It's simple math: in order for a few people to be rich, everyone else must have much less wealth. That's all there is to it. Creating a wealth gap so some can be rich necessarily means that almost everyone else must be poor, or at least not rich. You can never get out of that equation in that economy, no matter what tricks you try. The system requires a vast supply of poor people to use as props. If you're not rich, it isn't because of some personal flaw, it's because you live in a system that makes most people unrich to enrich a few.
An egalitarian society has a much narrower range, and thus, nobody is really rich or really poor. The democratic-socialist states in Europe tend to do this, and it works pretty well -- they're some of the happiest countries with high quality of life. The high taxes cover the essentials, like health care and education, so you don't need a lot of money left in your pocket because most of what you still have left to buy is extras.

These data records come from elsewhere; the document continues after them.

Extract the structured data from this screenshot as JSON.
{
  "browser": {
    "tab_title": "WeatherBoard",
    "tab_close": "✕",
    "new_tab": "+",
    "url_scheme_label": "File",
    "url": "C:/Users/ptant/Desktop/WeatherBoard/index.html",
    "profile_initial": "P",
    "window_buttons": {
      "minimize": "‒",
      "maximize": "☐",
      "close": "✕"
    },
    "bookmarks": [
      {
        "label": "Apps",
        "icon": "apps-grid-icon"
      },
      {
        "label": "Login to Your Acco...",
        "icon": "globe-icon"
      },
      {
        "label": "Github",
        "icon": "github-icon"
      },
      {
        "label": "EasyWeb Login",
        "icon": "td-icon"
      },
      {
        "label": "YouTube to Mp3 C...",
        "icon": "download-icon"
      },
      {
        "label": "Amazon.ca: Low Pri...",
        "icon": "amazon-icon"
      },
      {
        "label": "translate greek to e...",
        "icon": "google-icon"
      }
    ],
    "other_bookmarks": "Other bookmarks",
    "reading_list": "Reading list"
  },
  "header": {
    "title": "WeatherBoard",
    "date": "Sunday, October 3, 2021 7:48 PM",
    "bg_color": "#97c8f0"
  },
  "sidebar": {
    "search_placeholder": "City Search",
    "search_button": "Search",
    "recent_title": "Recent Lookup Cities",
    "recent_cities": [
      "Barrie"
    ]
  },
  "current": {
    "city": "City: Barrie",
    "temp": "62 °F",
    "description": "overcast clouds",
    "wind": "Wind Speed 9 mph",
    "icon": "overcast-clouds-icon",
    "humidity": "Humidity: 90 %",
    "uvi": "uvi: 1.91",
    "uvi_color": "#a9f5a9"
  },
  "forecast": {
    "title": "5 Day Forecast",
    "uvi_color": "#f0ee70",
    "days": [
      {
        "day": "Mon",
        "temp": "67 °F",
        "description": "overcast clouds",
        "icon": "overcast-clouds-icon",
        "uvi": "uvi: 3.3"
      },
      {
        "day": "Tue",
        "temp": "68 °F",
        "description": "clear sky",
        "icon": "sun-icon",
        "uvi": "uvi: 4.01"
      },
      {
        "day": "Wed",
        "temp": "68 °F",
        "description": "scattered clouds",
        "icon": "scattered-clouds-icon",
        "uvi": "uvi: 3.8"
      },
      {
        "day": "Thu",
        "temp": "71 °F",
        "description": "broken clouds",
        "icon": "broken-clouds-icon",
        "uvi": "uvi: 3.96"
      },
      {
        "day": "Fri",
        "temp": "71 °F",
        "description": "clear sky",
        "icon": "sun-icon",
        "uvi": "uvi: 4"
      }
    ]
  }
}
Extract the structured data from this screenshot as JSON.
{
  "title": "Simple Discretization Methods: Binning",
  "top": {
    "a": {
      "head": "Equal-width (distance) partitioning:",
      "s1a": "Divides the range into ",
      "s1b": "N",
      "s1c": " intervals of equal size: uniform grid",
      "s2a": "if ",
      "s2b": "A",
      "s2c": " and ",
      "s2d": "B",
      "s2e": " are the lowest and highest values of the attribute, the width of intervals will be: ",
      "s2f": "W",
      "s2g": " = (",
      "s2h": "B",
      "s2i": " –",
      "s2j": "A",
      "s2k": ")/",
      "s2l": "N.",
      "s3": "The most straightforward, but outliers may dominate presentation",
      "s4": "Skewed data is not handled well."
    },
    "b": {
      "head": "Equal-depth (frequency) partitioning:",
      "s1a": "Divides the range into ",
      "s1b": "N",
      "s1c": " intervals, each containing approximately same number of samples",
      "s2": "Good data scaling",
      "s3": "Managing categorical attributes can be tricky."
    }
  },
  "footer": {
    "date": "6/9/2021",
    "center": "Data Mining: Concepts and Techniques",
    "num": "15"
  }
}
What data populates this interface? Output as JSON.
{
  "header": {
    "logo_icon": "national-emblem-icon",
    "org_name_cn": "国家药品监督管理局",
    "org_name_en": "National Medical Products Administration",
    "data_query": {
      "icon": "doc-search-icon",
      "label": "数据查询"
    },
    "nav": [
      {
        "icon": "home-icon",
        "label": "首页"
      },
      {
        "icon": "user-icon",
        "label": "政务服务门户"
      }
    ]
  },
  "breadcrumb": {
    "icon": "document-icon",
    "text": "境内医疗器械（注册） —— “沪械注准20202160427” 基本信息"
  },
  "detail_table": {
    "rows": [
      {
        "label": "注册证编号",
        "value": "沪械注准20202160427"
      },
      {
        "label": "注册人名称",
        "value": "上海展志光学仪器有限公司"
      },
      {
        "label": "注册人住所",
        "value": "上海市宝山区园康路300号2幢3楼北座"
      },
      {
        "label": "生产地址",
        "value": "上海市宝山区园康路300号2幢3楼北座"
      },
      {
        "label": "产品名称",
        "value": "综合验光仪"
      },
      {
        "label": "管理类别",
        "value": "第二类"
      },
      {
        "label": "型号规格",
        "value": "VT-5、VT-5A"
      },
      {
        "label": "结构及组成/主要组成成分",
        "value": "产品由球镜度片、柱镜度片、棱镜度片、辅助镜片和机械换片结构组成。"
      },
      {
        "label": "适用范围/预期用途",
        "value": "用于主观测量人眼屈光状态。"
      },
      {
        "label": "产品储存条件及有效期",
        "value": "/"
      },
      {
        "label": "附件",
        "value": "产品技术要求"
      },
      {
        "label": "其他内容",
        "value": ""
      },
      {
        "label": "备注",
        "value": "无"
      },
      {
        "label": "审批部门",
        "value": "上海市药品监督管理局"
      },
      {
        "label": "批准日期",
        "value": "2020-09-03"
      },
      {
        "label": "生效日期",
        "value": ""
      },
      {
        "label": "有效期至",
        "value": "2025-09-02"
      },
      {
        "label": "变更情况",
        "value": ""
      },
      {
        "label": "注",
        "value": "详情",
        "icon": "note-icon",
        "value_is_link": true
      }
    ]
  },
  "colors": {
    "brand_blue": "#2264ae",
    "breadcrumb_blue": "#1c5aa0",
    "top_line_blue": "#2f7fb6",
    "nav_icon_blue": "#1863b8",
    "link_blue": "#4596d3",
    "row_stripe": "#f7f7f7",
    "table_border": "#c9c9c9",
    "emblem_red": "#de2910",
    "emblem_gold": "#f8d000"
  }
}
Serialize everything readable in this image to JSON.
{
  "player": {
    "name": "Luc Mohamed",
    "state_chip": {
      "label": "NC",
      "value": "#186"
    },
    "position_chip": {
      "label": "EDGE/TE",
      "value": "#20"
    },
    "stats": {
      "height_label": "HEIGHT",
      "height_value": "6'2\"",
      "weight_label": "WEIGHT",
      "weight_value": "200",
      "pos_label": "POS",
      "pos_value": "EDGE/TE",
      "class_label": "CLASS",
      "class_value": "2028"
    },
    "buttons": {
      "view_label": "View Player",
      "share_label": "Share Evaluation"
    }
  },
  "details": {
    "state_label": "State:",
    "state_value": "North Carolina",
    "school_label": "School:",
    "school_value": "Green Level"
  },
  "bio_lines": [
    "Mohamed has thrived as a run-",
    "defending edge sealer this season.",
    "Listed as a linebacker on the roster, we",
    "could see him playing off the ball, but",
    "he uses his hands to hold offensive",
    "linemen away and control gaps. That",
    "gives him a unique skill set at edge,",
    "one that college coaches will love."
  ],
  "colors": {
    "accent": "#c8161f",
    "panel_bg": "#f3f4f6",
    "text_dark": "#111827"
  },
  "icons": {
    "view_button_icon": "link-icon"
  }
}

It also depends on the type of your economy, of course. Above I'm describing capitalism. In a gift economy, rich is defined not by what you have but by what you give away. So there are more ways to be rich. A skilled hunter who takes food to the grandmothers, a widow who tends other people's children, a talented beadworker helping others with their regalia -- all rich. That guy hoarding everything for himself? He's poor, and people feel sorry for him that he never seems to have "enough" to give away. In a gift economy, it is considered shameful for anyone to have too much when others go without. You don't let that happen. If you see someone hungry, you feed them. And then when you come home soaking wet with no deer, somebody feeds you.
Always aim to know how the system works. What people say about it isn't necessarily the truth.